Du grand écran, Samuel Le Bihan est passé à la page blanche. Page blanche qu'il a noircie pour donner naissance à son premier roman, Un bonheur que je ne souhaite à personne (Flammarion). Une fiction qui raconte le combat d'une mère d'un enfant autiste.

Un masque de mère derrière lequel se cache Samuel Le Bihan, lui-même papa d'une petite fille porteuse d'autisme. "Le masque du personnage est quelque chose qui me va bien, qui correspond à mon ADN, à mon métier. J'ai toujours utilisé les personnages pour me dévoiler intimement.
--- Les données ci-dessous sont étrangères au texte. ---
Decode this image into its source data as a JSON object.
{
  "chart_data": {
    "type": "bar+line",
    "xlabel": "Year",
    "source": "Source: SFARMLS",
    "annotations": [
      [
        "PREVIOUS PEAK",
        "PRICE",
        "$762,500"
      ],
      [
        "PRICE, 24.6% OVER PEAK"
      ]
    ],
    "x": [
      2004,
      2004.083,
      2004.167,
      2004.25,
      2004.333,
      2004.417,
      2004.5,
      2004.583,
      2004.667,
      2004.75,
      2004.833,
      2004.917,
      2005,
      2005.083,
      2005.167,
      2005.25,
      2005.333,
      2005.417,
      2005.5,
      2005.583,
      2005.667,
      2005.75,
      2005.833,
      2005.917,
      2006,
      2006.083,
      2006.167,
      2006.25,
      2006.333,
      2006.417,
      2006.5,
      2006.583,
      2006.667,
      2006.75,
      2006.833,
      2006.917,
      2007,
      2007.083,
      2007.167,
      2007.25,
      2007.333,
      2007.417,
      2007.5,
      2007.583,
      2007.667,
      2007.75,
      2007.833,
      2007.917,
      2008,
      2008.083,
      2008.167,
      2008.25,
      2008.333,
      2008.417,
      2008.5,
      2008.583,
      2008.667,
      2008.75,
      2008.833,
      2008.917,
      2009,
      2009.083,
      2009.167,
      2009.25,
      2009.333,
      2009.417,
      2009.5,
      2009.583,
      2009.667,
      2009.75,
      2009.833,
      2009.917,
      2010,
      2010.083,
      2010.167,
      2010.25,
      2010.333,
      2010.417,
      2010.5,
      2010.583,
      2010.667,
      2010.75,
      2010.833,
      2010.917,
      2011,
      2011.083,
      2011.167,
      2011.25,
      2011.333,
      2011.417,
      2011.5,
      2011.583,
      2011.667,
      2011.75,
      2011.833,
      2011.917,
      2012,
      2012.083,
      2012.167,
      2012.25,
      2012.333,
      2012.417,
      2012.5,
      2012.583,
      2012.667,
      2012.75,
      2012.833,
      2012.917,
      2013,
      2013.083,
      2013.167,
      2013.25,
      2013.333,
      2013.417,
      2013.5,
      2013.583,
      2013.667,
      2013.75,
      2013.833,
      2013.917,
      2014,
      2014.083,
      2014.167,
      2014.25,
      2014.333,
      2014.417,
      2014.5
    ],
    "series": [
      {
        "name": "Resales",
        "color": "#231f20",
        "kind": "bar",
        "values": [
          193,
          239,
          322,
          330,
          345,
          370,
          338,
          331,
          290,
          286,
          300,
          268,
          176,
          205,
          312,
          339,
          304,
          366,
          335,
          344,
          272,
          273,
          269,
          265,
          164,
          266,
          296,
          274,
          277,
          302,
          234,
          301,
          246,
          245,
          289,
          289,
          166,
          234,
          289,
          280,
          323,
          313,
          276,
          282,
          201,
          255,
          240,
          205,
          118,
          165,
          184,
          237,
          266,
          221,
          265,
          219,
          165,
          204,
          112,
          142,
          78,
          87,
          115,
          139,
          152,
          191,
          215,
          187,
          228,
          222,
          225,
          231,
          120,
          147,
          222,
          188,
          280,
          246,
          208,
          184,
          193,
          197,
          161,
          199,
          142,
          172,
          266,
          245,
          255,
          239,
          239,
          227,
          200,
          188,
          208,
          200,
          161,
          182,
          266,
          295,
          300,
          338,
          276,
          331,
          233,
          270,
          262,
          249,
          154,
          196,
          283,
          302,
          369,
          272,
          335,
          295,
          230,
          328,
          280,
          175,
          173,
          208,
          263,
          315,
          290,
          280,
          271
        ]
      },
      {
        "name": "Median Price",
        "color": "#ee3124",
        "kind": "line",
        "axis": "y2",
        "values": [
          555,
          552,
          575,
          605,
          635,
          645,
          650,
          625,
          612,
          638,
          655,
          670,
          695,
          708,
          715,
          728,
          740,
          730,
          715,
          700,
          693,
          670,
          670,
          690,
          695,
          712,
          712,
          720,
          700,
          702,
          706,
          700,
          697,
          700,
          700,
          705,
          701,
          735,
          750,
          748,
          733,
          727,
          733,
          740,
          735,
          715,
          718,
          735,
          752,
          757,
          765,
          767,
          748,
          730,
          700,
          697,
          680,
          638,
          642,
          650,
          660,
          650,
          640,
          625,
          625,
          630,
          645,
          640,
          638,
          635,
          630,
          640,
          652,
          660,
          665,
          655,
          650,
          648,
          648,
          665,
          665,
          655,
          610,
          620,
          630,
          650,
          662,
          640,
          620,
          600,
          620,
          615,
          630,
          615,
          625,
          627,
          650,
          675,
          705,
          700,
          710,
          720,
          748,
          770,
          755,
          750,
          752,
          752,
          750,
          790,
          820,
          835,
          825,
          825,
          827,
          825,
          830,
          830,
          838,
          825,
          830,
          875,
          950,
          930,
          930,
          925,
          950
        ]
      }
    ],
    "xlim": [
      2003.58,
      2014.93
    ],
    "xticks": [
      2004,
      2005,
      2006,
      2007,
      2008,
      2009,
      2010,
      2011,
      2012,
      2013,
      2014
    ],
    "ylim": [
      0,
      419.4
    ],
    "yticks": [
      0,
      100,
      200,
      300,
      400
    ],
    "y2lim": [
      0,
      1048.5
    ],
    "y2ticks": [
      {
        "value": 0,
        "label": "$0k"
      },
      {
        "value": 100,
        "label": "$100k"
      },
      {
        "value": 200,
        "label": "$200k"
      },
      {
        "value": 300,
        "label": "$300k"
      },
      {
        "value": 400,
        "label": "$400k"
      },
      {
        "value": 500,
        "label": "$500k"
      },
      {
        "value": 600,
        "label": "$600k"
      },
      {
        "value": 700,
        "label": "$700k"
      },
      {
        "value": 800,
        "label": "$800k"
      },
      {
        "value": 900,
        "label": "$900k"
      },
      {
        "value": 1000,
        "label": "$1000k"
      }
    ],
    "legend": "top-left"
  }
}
Là, c'était ma façon de me raconter", a confié l'acteur au micro de Nikos Aliagas sur Europe 1.

"C'est l'inclusion qui permet l'autonomie et l'autonomie c'est le bonheur." Sous sa casquette de parrain de l'association "SOS autisme France", Samuel Le Bihan se bat pour une meilleure intégration des enfants autistes. "L'inclusion à l'école est essentielle" pour eux car "c'est là où on fait progresser l'enfant". "On vit toute sa vie avec l’autisme par contre, on peut progresser" en apprenant "à communiquer" ou à "aller vers l'autonomie". "C'est l'inclusion qui permet l'autonomie et l'autonomie c'est le bonheur."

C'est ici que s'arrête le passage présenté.